Mercury’s toxic properties have been apparent for centuries. Nonetheless, from the time of the first Emperor of China on, doctors have been fascinated with the metal’s purported curative properties. In the 19th and early 20th centuries, health practitioners blithely used mercury as a medical treatment for everything from syphilis to teething discomfort to dysentery.

As early as the 1820s, some healers began to object to the practice of “giving poison as medicine,” but, in many branches of medicine, physicians remained enthusiastic. In the late 1890s, for example, the prestigious scientific journal The Lancet published case studies broadcasting doctors’ seemingly successful use of mercury for the treatment of heart disease. Referring to a mercurous chloride compound called calomel (also called the “blue pill”), Dr. Arthur Foxwell in Birmingham praised, in September 1895, mercury’s “unique” virtues as a cardiac tonic capable of “freeing” a sluggish heart of “half its labour.”

Over a century later, the medical perspective on mercury and heart disease has come to look quite different. Although many researchers have focused heavily on mercury’s neurotoxicity in children, others acknowledge that, in adults, the cardiovascular system may be exquisitely vulnerable to mercury’s toxic effects. A simple search using the terms “mercury” and “heart disease” in PubMed (the National Institutes of Health database) pulls up ample documentation detailing a higher prevalence of cardiovascular disease in individuals who have higher blood levels of mercury. Mercury damages the cardiovascular system even at low concentrations of exposure.
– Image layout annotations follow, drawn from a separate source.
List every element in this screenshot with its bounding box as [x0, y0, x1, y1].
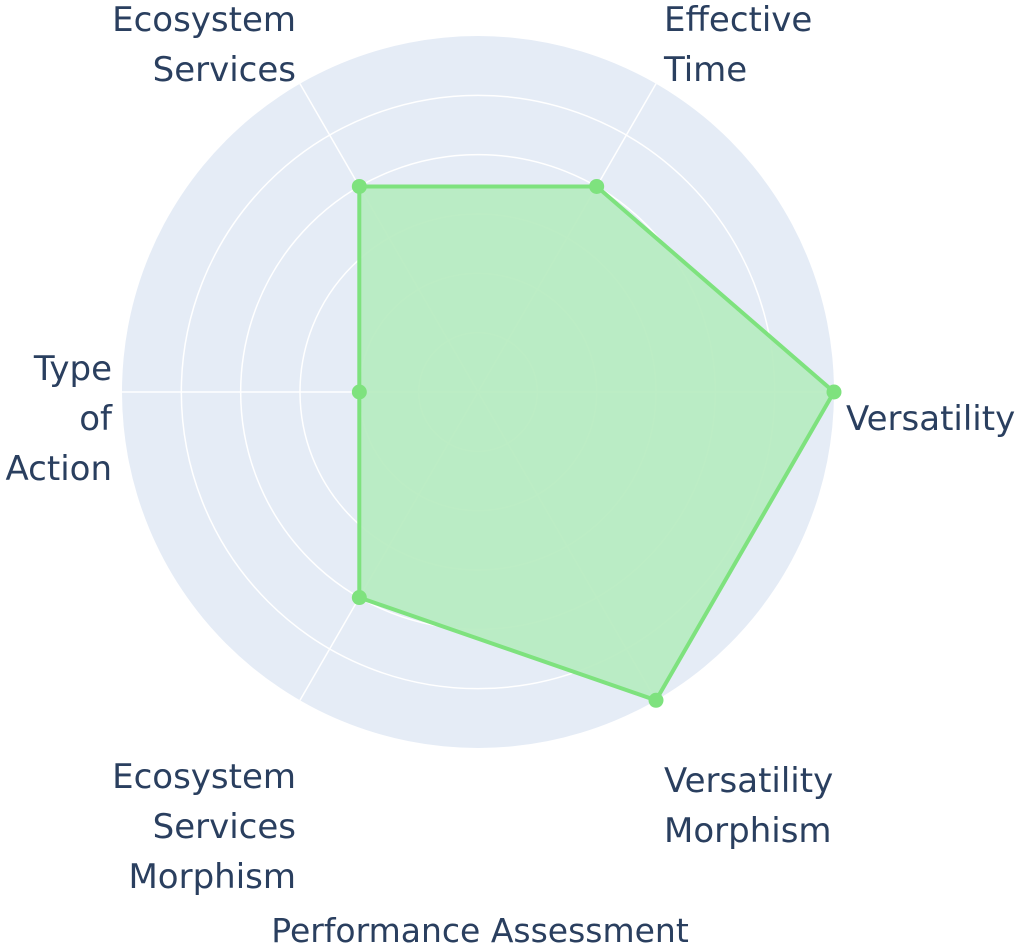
axis-label: Effective Time [663, 0, 812, 90]
data-point [826, 384, 842, 400]
data-point [589, 178, 605, 194]
data-point [351, 178, 367, 194]
x-axis-title: Performance Assessment [271, 911, 689, 948]
axis-labels: Versatility Effective Time Ecosystem Service… [6, 0, 1016, 897]
axis-label: Ecosystem Services Morphism [112, 757, 296, 897]
axis-label: Type of Action [6, 349, 114, 489]
data-point [351, 384, 367, 400]
axis-label: Versatility [846, 399, 1015, 439]
axis-label: Ecosystem Services [112, 0, 296, 90]
series-layer [351, 178, 842, 708]
data-point [648, 692, 664, 708]
data-point [351, 590, 367, 606]
axis-label: Versatility Morphism [664, 761, 833, 851]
Effects of Mercury on the Heart

Researchers who acknowledge that mercury exposure increases cardiovascular risk often profess ignorance about the underlying cellular mechanisms of harm. However, a trio of relatively recent articles makes it apparent that scientists actually know quite a bit about how mercury exerts its cardiotoxic effects. Two of the reports, published in 2011 in the Journal of Clinical Hypertension and in 2014 in the Journal of Cardiovascular Diseases & Diagnosis, are authored by Vanderbilt University professor and hypertension expert Mark Houston, who has published extensively on hypertension and heart disease since the 1980s. Dr. Houston began turning his attention to the ramifications of mercury exposure for heart disease a decade ago. A newer study, a review by Italian researcher Giuseppe Genchi and colleagues that appeared in the International Journal of Environmental Research and Public Health in 2017, also reviews mercury’s overall toxicity and specific cardiovascular effects.